Stolen power tools


Hundreds of stolen tools belonging to tradesmen working across the North-west remain unclaimed - despite an appeal by police in St Helens last month.


The expensive drills, jig saws, chop saws and whizzers were seized by officers carrying out a warrant at a house in the town centre in December. A 51-year-old man was arrested on suspicion of handling stolen goods and is currently on police bail until next month.


Detectives organised an Aladdin's Cave public open day in which people whose homes, sheds, garages or vehicles had been broken into could go along and see if their belongings were among those found during the raid.


But despite a positive response with things like laptops, games consoles, sat navs and even a BMX or two having been claimed, tools belonging to tradesmen who may have fallen victim to a burglar or thief years ago have been left behind.

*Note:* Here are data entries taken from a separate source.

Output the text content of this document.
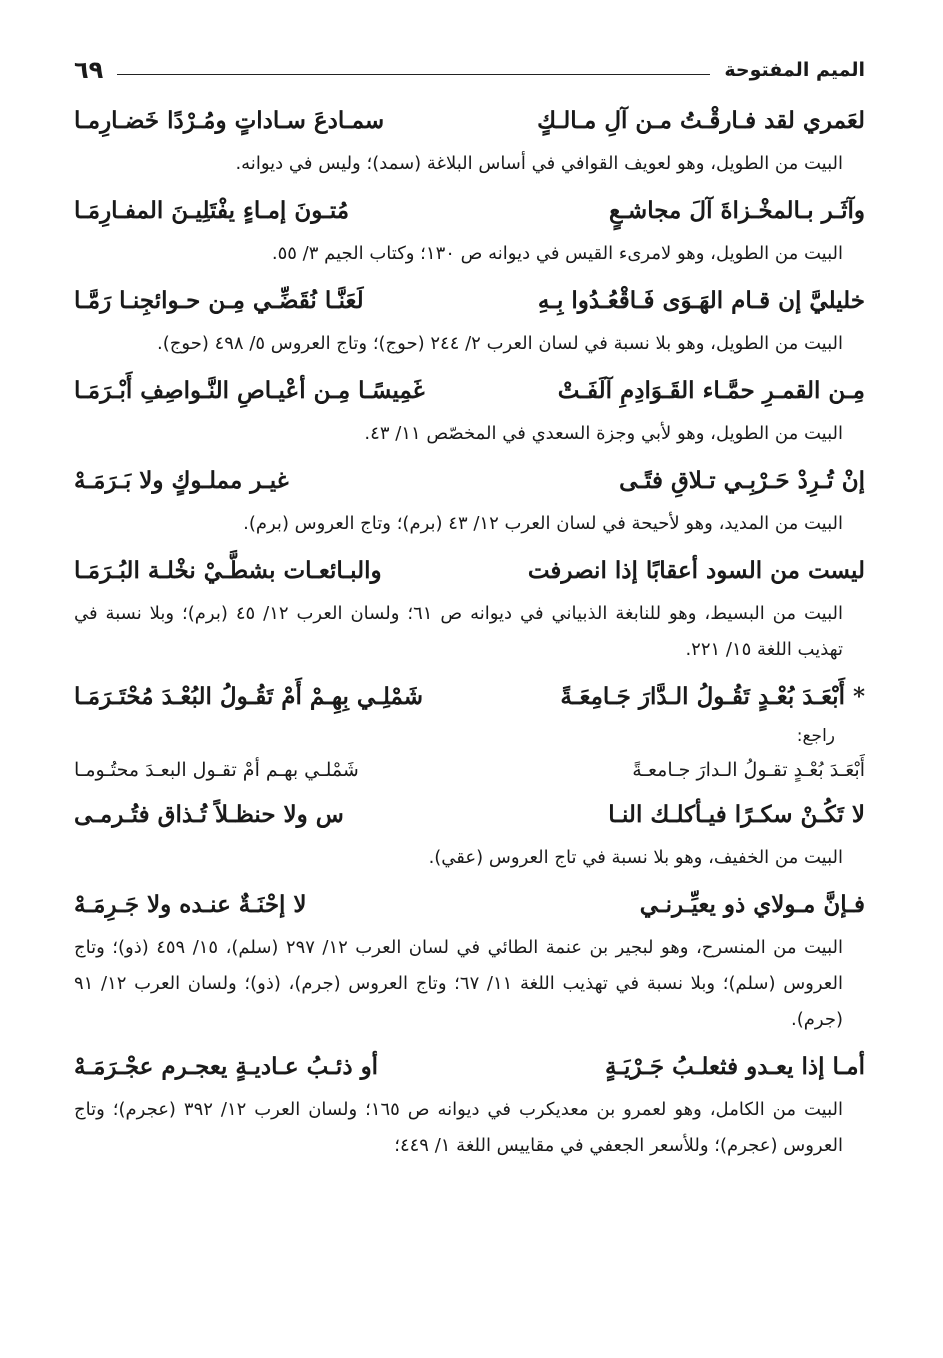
الميم المفتوحة
٦٩
لعَمري لقد فـارقْـتُ مـن آلِ مـالـكٍ
سمـادعَ سـاداتٍ ومُـرْدًا خَضـارِمـا
البيت من الطويل، وهو لعويف القوافي في أساس البلاغة (سمد)؛ وليس في ديوانه.
وآثَـر بـالمخْـزاةَ آلَ مجاشـعٍ
مُتـونَ إمـاءٍ يفْتَلِيـنَ المفـارِمَـا
البيت من الطويل، وهو لامرىء القيس في ديوانه ص ١٣٠؛ وكتاب الجيم ٣/ ٥٥.
خليليَّ إن قـام الهَـوَى فَـاقْعُـدُوا بِـهِ
لَعَنَّـا نُقَضِّـي مِـن حـوائجِنـا رَمَّـا
البيت من الطويل، وهو بلا نسبة في لسان العرب ٢/ ٢٤٤ (حوج)؛ وتاج العروس ٥/ ٤٩٨ (حوج).
مِـن القمـرِ حمَّـاء القَـوَادِمِ آلَفَـتْ
غَمِيسًـا مِـن أعْيـاصِ النَّـواصِفِ أَبْـرَمَـا
البيت من الطويل، وهو لأبي وجزة السعدي في المخصّص ١١/ ٤٣.
إنْ تُـرِدْ حَـرْبِـي تـلاقِ فتًـى
غيـر مملـوكٍ ولا بَـرَمَـهْ
البيت من المديد، وهو لأحيحة في لسان العرب ١٢/ ٤٣ (برم)؛ وتاج العروس (برم).
ليست من السود أعقابًا إذا انصرفت
والبـائعـات بشطَّـيْ نخْلـة البُـرَمَـا
البيت من البسيط، وهو للنابغة الذبياني في ديوانه ص ٦١؛ ولسان العرب ١٢/ ٤٥ (برم)؛ وبلا نسبة في تهذيب اللغة ١٥/ ٢٢١.
* أَبْعَـدَ بُعْـدٍ تَقُـولُ الـدَّارَ جَـامِعَـةً
شَمْلِـي بِهِـمْ أَمْ تَقُـولُ البُعْـدَ مُحْتَـرَمَـا
راجع:
أَبْعَـدَ بُعْـدٍ تقـولُ الـدارَ جـامعـةً
شَمْلـي بهـم أمْ تقـول البعـدَ محتُـومـا
لا تَكُـنْ سكـرًا فيـأكلـك النـا
س ولا حنظـلاً تُـذاق فتُـرمـى
البيت من الخفيف، وهو بلا نسبة في تاج العروس (عقي).
فـإنَّ مـولاي ذو يعيِّـرنـي
لا إحْنَـةٌ عنـده ولا جَـرِمَـهْ
البيت من المنسرح، وهو لبجير بن عنمة الطائي في لسان العرب ١٢/ ٢٩٧ (سلم)، ١٥/ ٤٥٩ (ذو)؛ وتاج العروس (سلم)؛ وبلا نسبة في تهذيب اللغة ١١/ ٦٧؛ وتاج العروس (جرم)، (ذو)؛ ولسان العرب ١٢/ ٩١ (جرم).
أمـا إذا يعـدو فثعلـبُ جَـرْيَـةٍ
أو ذئـبُ عـاديـةٍ يعجـرم عجْـرَمَـهْ
البيت من الكامل، وهو لعمرو بن معديكرب في ديوانه ص ١٦٥؛ ولسان العرب ١٢/ ٣٩٢ (عجرم)؛ وتاج العروس (عجرم)؛ وللأسعر الجعفي في مقاييس اللغة ١/ ٤٤٩؛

Detective Constable Jeff Huxley, who has already reunited an Apple Mac with its rightful owner in Liverpool and some electrical testing kit with a utilities company in Berkshire, said the task had been a laborious one.


"This really has been a difficult task due to the sheer number of items we have found at this one house in St Helens," he said. "The officers who searched the property found tool boxes and equipment everywhere and spent seven hours documenting everything.


"The investigating was passed to CID and I have spent the past few months painstakingly trying to identify who each item originally belonged to.


"We have had some successes where things have been security marked, which is something we always advise you do, and the open day was worthwhile.


"But there are still many people out there, largely tradesmen, who have yet to come forward. Although the goods were seized in St Helens, they may have been stolen from elsewhere in the North-west.


"I suspect that most of them will belong to electrician and plumbers but could in theory belong to a whole range of tradesmen. My message to them is that if you have had things stolen from a works van in the months leading up to last December in St Helens or the surrounding area, email me with information about any distinctive features or markings and we will look to get them back to you."




Information you should look to provide as proof of ownership:


Details of any crime reference number or incident log number given to you by the police when you reported the original crime, regardless of which force you made the report to.


Any proof of purchase or ownership.


Details about any identifying marks that may be on the item being claimed as well as a description of it.


Anyone who is able to positively identify an item as belonging to them will be required to give a statement to the police as part of the evidential process.